Al terminar el evento, el carruaje de don Lucas ganó el paso al caballo ricamente enjaezado de don Bernardo, y a partir de entonces nació una terrible rivalidad entre ellos. El segundo ocultó su malestar bajo una tenue sonrisa mientras se acomodaba la gorra aderezada con oro y plumas de faisán, pero por dentro juró hacer sentir miserable a aquel visitador impertinente.
No mucho después, la tarde del miércoles de Tinieblas de Semana Santa, se dio un segundo y decisivo encuentro entre aquellos caballeros, luego de que los pífanos de la guardia de alabarderos anunciaran que el virrey salía de Palacio Real para asistir a misa en la Iglesia Mayor, ya apropiadamente puesta a oscuras, según exigía la ocasión.
Esta vez, don Bernardo y los caballeros que lo acompañaban quisieron ganarle el paso al visitador del rey y a sus guardias en su camino a la misa. El evento terminó en un insulto soez y un golpe de guante dado por el funcionario real al petulante don Bernardo. El duelo se ajustó para el Domingo de Resurrección. Tal era su odio nacido de naderías, que no pareció importarles faltar el respeto a la semana de Nuestro Señor.
El encuentro se dio en el bosque de Chapultepec. Don Bernardo llevó ventaja desde el principio y terminó hiriendo con su estoque un costado del funcionario, quien cayó desangrándose sobre la hierba. Para entonces los alguaciles de la Inquisición se dirigían al sitio, enterados del sacrílego e ilegal evento.
Don Bernardo Alvar, avisado por uno de sus acompañantes de que el Santo Oficio se aproximaba, antes de intentar la huida, alcanzó a rematar al visitador con su puñal de izquierda o de misericordia, como se acostumbraba. Después montó en su caballo lo más pronto que pudo, pero no llegó muy lejos, pues fue rodeado por un grupo de jinetes, y decidió entregarse. Al ser torturados algunos de sus amigos, se les hizo jurar, en falso, que don Bernardo deseaba acabar con la autoridad virreinal y nombrarse rey, puesto que su padre y su abuelo habían contribuido a ganar esa tierra a los naturales.

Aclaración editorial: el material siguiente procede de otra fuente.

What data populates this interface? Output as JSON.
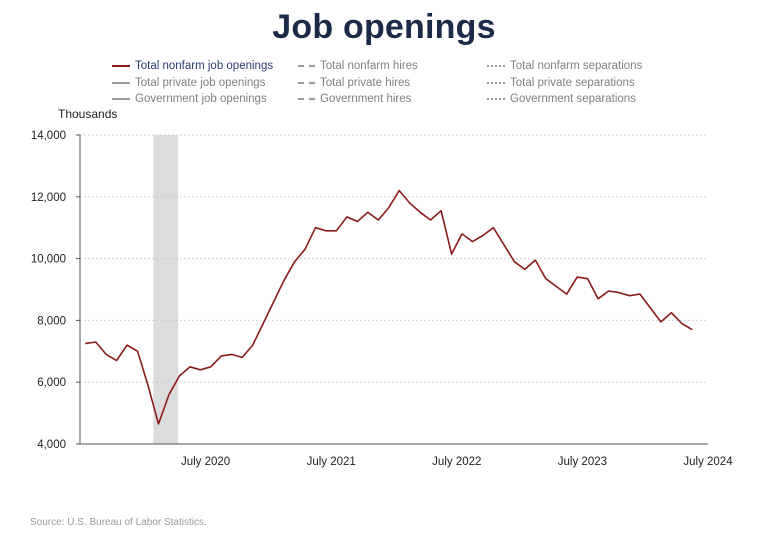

Por haber pecado “contra Dios y el Rey”, según se dijo en la sentencia, se le condenó a morir decapitado, como se solía hacer con los delincuentes comunes, en especial con los más bajos salteadores de caminos.
–¡Verme rebajado a tal suerte! –lloró el arrogante don Bernardo.
El día de su ejecución, luego de confesarse y rezar los salmos penitenciales, fue sacado al escarnio público con cadenas en los pies. La gente próxima a él lo veía con gran lástima, seguros de que su implacable condena en realidad se debía a que su poder e influencia crecientes representaban un peligro para la autoridad virreinal.
Luego de que su cabeza rodó sobre el tablado tendido para tal efecto, su casa fue derruida y el terreno arado y regado con sal, para que, según se dijo en una proclama, “la mala hierba no volviera a nacer ahí”, con lo que se quería decir que se daba por terminado su linaje. Pero, de hecho, don Bernardo no había tenido hijos y a su viuda la ejecución le provocó un aborto. En donde estuviera su casona, se colocó un cartel que rezaba:
Ésta es la justicia que manda hacer Su Majestad, la Real Audiencia y el Tribunal del Santo Oficio de México.
La esposa que fuera de don Bernardo Alvar moriría al poco tiempo en la miseria, habiéndole negado el virrey una pensión por los pocos, aunque importantes servicios que don Bernardo había ofrecido a la Corona en su calidad de caballero y encomendero.
Con el tiempo, se construyó un hospicio para pobres en ese predio maldecido por la autoridad.
Una noche de tormenta, un par de monjas que se hallaban de guardia vieron rodar una cabeza barbada por las duelas del piso, dejando un reguero de sangre. La aterradora visión duró lo suficiente para que una de ellas, la de mayor edad, perdiera el sentido.
Lo que contó la más joven difícilmente fue creído, pero el suceso se repitió durante algunos años, siempre en Domingo de Resurrección, hasta que el edificio fue derruido para dejar paso a una calle hoy muy iluminada y bulliciosa.